Overwhelmingly positive results

“The results were overwhelmingly positive, with a marked reduction in obesity and Body Mass Index seen in many of the participants,” says Dr Sun.

Using the standardised tool, the Quality of Life register, participants were also asked to rate their mental health and social support.

“Again we received favourable feedback, with many participants responding with comments such as ‘I feel there is meaningful purpose to what I am doing’ and ‘I look forward to this activity every week’.

Mayor Tom Tate says he welcomes Griffith’s interest in measuring the benefits of the City’s Active and Healthy Program which has begun with the healthy eating and aqua fit activities.

“These results provide support to a new Queensland Health report which rates the Gold Coast number one for physical activity. Over 60 per cent of Gold Coast adults now meet national physical activity guidelines.

“It puts beyond doubt that we’re the lifestyle capital of Australia. Hundreds of parks, uninterrupted beaches and kilometres of bikeways make keeping fit and healthy part of everyday life,” Cr Tate says.

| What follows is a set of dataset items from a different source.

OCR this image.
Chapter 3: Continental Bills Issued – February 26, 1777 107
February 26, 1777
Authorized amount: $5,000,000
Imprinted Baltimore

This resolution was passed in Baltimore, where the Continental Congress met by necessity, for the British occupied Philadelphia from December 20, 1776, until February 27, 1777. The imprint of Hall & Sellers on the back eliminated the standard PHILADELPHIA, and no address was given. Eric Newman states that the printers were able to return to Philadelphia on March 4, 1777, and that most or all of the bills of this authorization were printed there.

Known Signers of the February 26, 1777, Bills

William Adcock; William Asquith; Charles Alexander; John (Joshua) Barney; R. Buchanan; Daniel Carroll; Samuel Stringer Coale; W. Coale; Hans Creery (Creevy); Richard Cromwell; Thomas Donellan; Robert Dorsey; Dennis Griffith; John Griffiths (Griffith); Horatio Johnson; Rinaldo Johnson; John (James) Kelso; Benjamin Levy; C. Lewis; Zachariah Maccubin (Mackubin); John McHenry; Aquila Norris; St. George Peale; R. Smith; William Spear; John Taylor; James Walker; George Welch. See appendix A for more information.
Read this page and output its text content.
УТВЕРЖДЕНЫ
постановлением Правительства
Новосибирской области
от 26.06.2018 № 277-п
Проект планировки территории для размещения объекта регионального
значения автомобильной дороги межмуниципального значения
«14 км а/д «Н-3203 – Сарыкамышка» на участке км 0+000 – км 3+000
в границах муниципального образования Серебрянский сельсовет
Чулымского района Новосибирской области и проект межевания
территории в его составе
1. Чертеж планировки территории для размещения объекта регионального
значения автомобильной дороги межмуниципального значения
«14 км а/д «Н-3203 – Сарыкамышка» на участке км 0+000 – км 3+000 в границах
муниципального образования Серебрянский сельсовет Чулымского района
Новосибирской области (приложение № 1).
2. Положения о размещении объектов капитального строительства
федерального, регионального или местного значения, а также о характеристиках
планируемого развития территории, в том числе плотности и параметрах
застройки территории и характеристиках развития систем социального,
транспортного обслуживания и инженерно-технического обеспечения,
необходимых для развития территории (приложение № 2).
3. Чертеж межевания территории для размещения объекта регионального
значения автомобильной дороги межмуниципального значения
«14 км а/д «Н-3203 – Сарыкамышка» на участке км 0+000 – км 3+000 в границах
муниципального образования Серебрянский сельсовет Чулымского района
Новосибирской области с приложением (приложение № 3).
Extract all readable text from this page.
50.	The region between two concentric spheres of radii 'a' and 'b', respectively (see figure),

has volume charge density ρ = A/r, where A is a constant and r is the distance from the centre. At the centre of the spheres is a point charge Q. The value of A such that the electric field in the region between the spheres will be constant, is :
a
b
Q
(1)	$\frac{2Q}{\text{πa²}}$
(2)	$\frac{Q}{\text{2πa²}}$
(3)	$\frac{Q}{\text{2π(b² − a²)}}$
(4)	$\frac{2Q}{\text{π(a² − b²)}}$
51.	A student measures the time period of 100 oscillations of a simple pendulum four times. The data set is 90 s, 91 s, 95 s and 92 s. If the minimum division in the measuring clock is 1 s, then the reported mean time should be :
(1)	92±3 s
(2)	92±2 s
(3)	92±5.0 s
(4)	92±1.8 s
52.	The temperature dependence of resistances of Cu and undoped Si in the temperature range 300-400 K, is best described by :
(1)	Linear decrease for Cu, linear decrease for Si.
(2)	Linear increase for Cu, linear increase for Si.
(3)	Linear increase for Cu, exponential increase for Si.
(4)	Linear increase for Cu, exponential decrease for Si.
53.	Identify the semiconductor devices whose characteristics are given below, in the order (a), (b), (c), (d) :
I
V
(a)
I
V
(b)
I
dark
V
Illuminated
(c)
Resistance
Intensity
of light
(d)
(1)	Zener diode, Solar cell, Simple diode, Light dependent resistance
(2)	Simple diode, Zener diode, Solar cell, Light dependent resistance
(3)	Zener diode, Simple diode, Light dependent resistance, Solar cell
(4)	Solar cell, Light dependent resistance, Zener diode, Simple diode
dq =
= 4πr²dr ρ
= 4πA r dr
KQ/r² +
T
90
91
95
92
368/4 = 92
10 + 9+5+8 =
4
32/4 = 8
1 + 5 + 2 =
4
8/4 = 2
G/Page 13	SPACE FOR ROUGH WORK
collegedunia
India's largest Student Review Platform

Other information collected included:

  • 92.9% of people believe the program should be provided by local government such as City of Gold Coast.
  • Average distance people travelled to participate in this activity is 8 kilometres. 84 per cent of them travelled less than 10 kilometres. So convenient and close to home is preferable.
  • There are 51.3% of people who think they can not afford it if it was not subsidised by government, suggesting it is essential to have government to sponsor the program.
  • More than 92 per cent of people know City of Gold Coast subsidised this activity, and this is an attractive part of the program, having attracted a high participation rate and program completion rate.